[PLUG-TALK] Language favor needed

John Jason Jordan johnxj at comcast.net
Thu Jan 17 18:55:04 UTC 2008


Thanks to all who replied! I did the presentation yesterday and it went very well. 

For those who are interested in such things, here is a compilation of the results of the survey:

Data Set 1 (subjunctive v. indicative)
1.	I think that the movie  _________  in two minutes.	
	begins 100%
	
2.	I demand that the movie   _________  in two minutes.
	begins 14%, begin 80%, began 6%

3.	I would prefer that the movie  _________  in two minutes.
	begins 19%, begin 72%, began 9%

4.	I realize that the movie   _________  in two minutes.
	begins 100%

5.	I know that the movie  _________  in two minutes.
	begins 86%, begin 14%

6.	I recommend that the movie  _________  in two minutes.
	begins 19%, begin 91%

Discussion: Some of the data was massaged a bit. For example, several people entered forms of "start" in the blanks. These were changed to the equivalent forms of begin because the purpose of the survey was to find how much life the English subjunctive still has left. Thus the important part is the structure of the word chosen, not the actual word chosen. (The English subjunctive has been slowly dying ever since the Angles, Saxons and Jutes landed in England in 459 CE.) That 15-20% do not use it in (2), (3) and (6) above is significant. Even more interesting is that the age of those who do not use it is uniformly younger than those who do. And to me the most interesting result is that 14% used the subjunctive in (5), a sentence which does not require the subjunctive. I attribute this to hypercorrection, evidence that native speakers are confused about where to use the subjunctive. 

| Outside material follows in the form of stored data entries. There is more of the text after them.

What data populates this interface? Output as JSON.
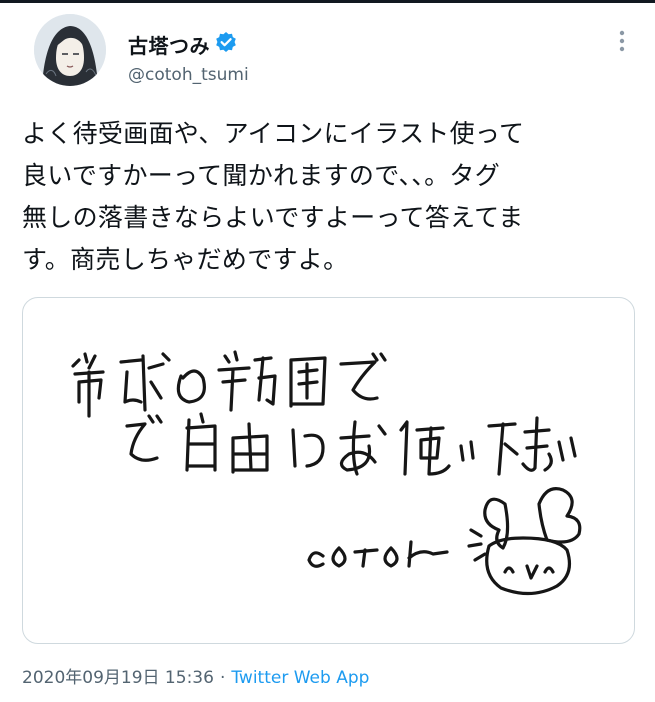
{
  "author": {
    "display_name": "古塔つみ",
    "handle": "@cotoh_tsumi",
    "verified": true
  },
  "tweet": {
    "text": "よく待受画面や、アイコンにイラスト使って\n良いですかーって聞かれますので、、。タグ\n無しの落書きならよいですよーって答えてま\nす。商売しちゃだめですよ。",
    "timestamp": "2020年09月19日 15:36",
    "separator": "·",
    "source_app": "Twitter Web App"
  },
  "media": {
    "handwritten_line1": "常識の範囲で",
    "handwritten_line2": "ご自由にお使い下さい",
    "signature": "COTOH"
  },
  "colors": {
    "link": "#1d9bf0",
    "verified_badge": "#1d9bf0",
    "secondary_text": "#536471",
    "border": "#cfd9de"
  },
  "icons": {
    "verified": "verified-badge-icon",
    "more": "more-vertical-icon"
  }
}
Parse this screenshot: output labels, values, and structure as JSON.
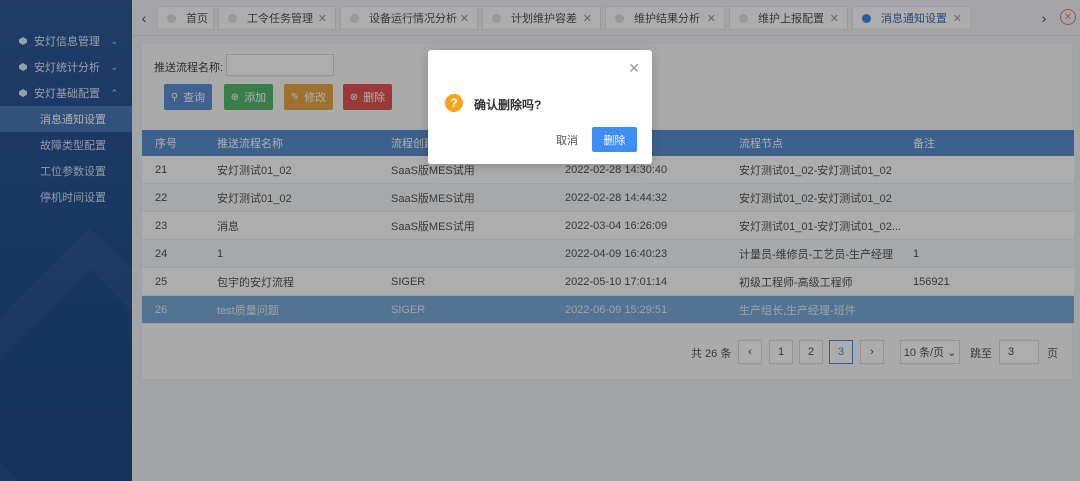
{
  "sidebar": {
    "groups": [
      {
        "label": "安灯信息管理",
        "chevron": "⌄"
      },
      {
        "label": "安灯统计分析",
        "chevron": "⌄"
      },
      {
        "label": "安灯基础配置",
        "chevron": "⌃"
      }
    ],
    "items": [
      {
        "label": "消息通知设置"
      },
      {
        "label": "故障类型配置"
      },
      {
        "label": "工位参数设置"
      },
      {
        "label": "停机时间设置"
      }
    ]
  },
  "tabs": [
    {
      "label": "首页"
    },
    {
      "label": "工令任务管理"
    },
    {
      "label": "设备运行情况分析"
    },
    {
      "label": "计划维护容差"
    },
    {
      "label": "维护结果分析"
    },
    {
      "label": "维护上报配置"
    },
    {
      "label": "消息通知设置"
    }
  ],
  "search": {
    "label": "推送流程名称:",
    "value": ""
  },
  "toolbar": {
    "query": "查询",
    "add": "添加",
    "edit": "修改",
    "delete": "删除"
  },
  "table": {
    "headers": [
      "序号",
      "推送流程名称",
      "流程创建",
      "",
      "流程节点",
      "备注"
    ],
    "rows": [
      [
        "21",
        "安灯测试01_02",
        "SaaS版MES试用",
        "2022-02-28 14:30:40",
        "安灯测试01_02-安灯测试01_02",
        ""
      ],
      [
        "22",
        "安灯测试01_02",
        "SaaS版MES试用",
        "2022-02-28 14:44:32",
        "安灯测试01_02-安灯测试01_02",
        ""
      ],
      [
        "23",
        "消息",
        "SaaS版MES试用",
        "2022-03-04 16:26:09",
        "安灯测试01_01-安灯测试01_02...",
        ""
      ],
      [
        "24",
        "1",
        "",
        "2022-04-09 16:40:23",
        "计量员-维修员-工艺员-生产经理",
        "1"
      ],
      [
        "25",
        "包宇的安灯流程",
        "SIGER",
        "2022-05-10 17:01:14",
        "初级工程师-高级工程师",
        "156921"
      ],
      [
        "26",
        "test质量问题",
        "SIGER",
        "2022-06-09 15:29:51",
        "生产组长,生产经理-班件",
        ""
      ]
    ]
  },
  "pagination": {
    "total": "共 26 条",
    "pages": [
      "1",
      "2",
      "3"
    ],
    "current": "3",
    "page_size": "10 条/页",
    "goto_label": "跳至",
    "goto_value": "3",
    "page_suffix": "页"
  },
  "dialog": {
    "message": "确认删除吗?",
    "cancel": "取消",
    "confirm": "删除"
  },
  "colors": {
    "primary": "#3d8df2",
    "header": "#5b8fd0",
    "sidebar": "#2e5a9a",
    "warning": "#f7a31c"
  }
}
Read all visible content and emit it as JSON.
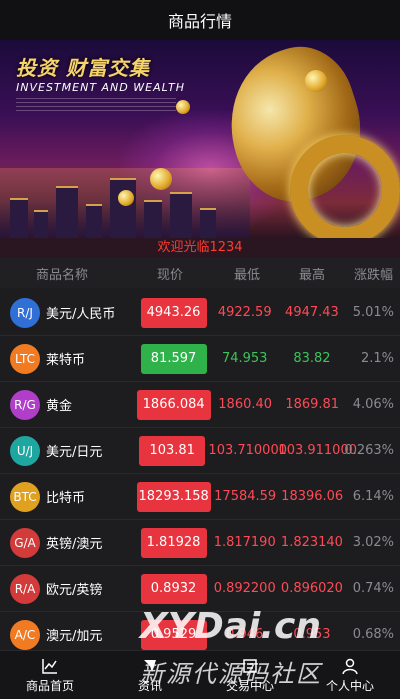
{
  "topbar": {
    "title": "商品行情"
  },
  "banner": {
    "heading": "投资 财富交集",
    "subheading": "INVESTMENT AND WEALTH"
  },
  "welcome": "欢迎光临1234",
  "columns": {
    "name": "商品名称",
    "price": "现价",
    "low": "最低",
    "high": "最高",
    "change": "涨跌幅"
  },
  "rows": [
    {
      "code": "R/J",
      "color": "#2f6fd6",
      "name": "美元/人民币",
      "price": "4943.26",
      "dir": "up",
      "low": "4922.59",
      "high": "4947.43",
      "change": "5.01%"
    },
    {
      "code": "LTC",
      "color": "#f07b22",
      "name": "莱特币",
      "price": "81.597",
      "dir": "down",
      "low": "74.953",
      "high": "83.82",
      "change": "2.1%"
    },
    {
      "code": "R/G",
      "color": "#b03ec8",
      "name": "黄金",
      "price": "1866.084",
      "dir": "up",
      "low": "1860.40",
      "high": "1869.81",
      "change": "4.06%"
    },
    {
      "code": "U/J",
      "color": "#1ea7a0",
      "name": "美元/日元",
      "price": "103.81",
      "dir": "up",
      "low": "103.710000",
      "high": "103.911000",
      "change": "0.263%"
    },
    {
      "code": "BTC",
      "color": "#e0a020",
      "name": "比特币",
      "price": "18293.158",
      "dir": "up",
      "low": "17584.59",
      "high": "18396.06",
      "change": "6.14%"
    },
    {
      "code": "G/A",
      "color": "#d33a3a",
      "name": "英镑/澳元",
      "price": "1.81928",
      "dir": "up",
      "low": "1.817190",
      "high": "1.823140",
      "change": "3.02%"
    },
    {
      "code": "R/A",
      "color": "#d33a3a",
      "name": "欧元/英镑",
      "price": "0.8932",
      "dir": "up",
      "low": "0.892200",
      "high": "0.896020",
      "change": "0.74%"
    },
    {
      "code": "A/C",
      "color": "#f07b22",
      "name": "澳元/加元",
      "price": "0.9529",
      "dir": "up",
      "low": "0.946",
      "high": "0.953",
      "change": "0.68%"
    }
  ],
  "tabs": [
    {
      "label": "商品首页",
      "icon": "chart-icon"
    },
    {
      "label": "资讯",
      "icon": "news-icon"
    },
    {
      "label": "交易中心",
      "icon": "trade-icon"
    },
    {
      "label": "个人中心",
      "icon": "user-icon"
    }
  ],
  "watermark": {
    "line1": "XYDai.cn",
    "line2": "新源代源码社区"
  }
}
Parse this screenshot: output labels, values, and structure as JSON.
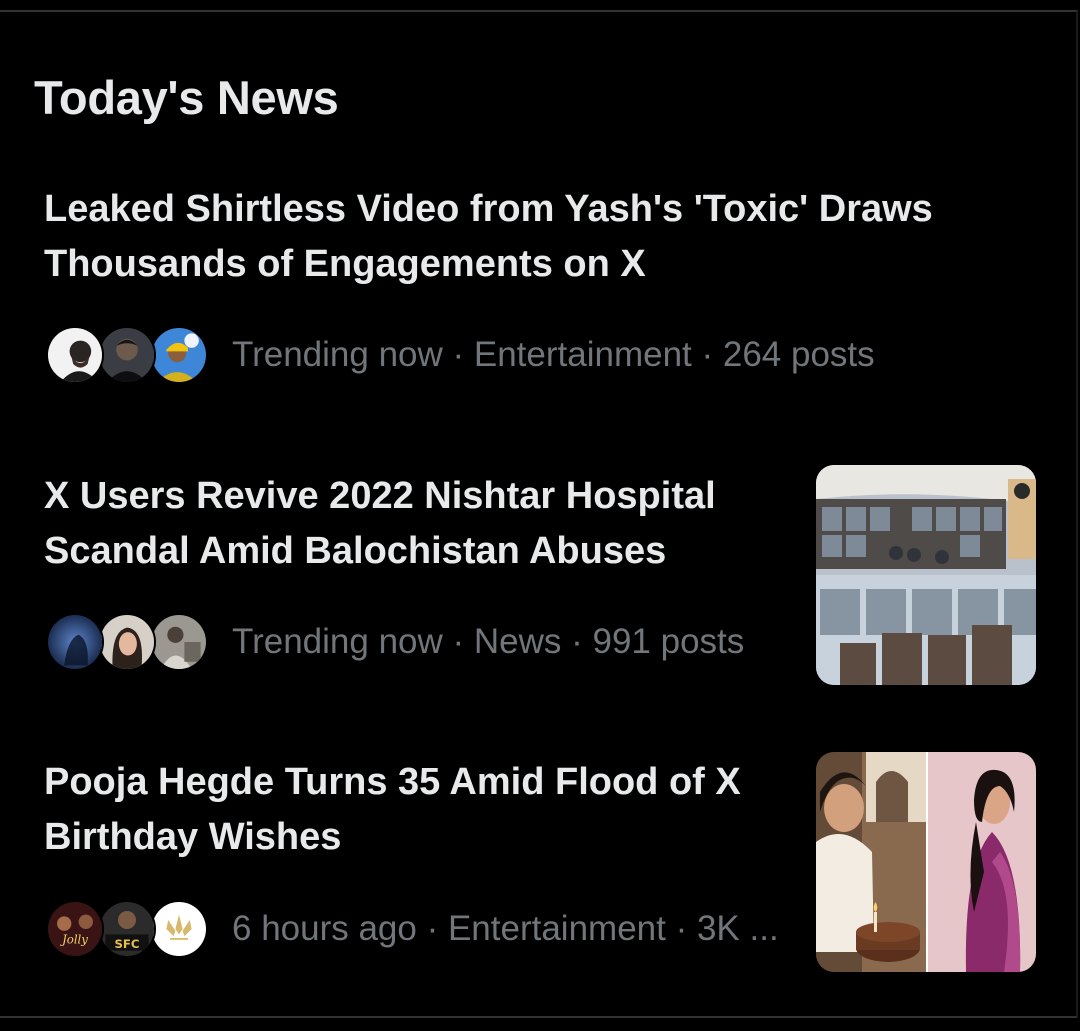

Data Set 2 (verb second rule)
Anglo Saxon rigorously followed the verb second rule, as does present day German. The verb second rule requires that the verb be the second element in the sentence; any constituent can be first, but the second element must be the verb (except in subordinate clauses). In English the verb second rule has been replaced with SVO word order, which has resulted in some very bizarre structures - e.g., English "do." (SVO = subject, verb, object.) 

The responses to the data showed that English speakers do not like putting anything at the beginning of the sentence except the subject, and that the verb second rule is all but dead. Sentence (6) illustrates this very well:

6.	He was late only once.
	Only once ___

The responses to (6) were mostly "Only once was he late" (verb second rule), but 38% responded with "Only once he was late" (SVO).

Even more interesting were the responses to (11) and (12):

11.	I saw nothing unusual last night.
	Nothing unusual ___
12.	I saw something unusual last night.
	Something unusual ___

The majority of the respondents just about completely rewrote the sentence, e.g., "something unusual passed by my eyes last night." Several passivized the sentence - "something unusual was seen by me last night." Only two responses preserved the verb second rule, "somthing unusual saw I last night," although several were happy converting it to SVO, "something unusual I saw last night." 

Upon further reflection I determined what the problem was in sentences (11) and (12). The problem was that "something unusual" and "nothing unusual" are not just ordinary noun phrases, they are the objects of the sentences. Modern English is determined to be steadfastly SVO, which means that you just can't put the object up front, and certainly not before the verb. Forcing native speakers to start the sentence with the object made them squirm every which way they could to get out of it.

Thanks to all who participated. It was a very fun and interesting little exercise!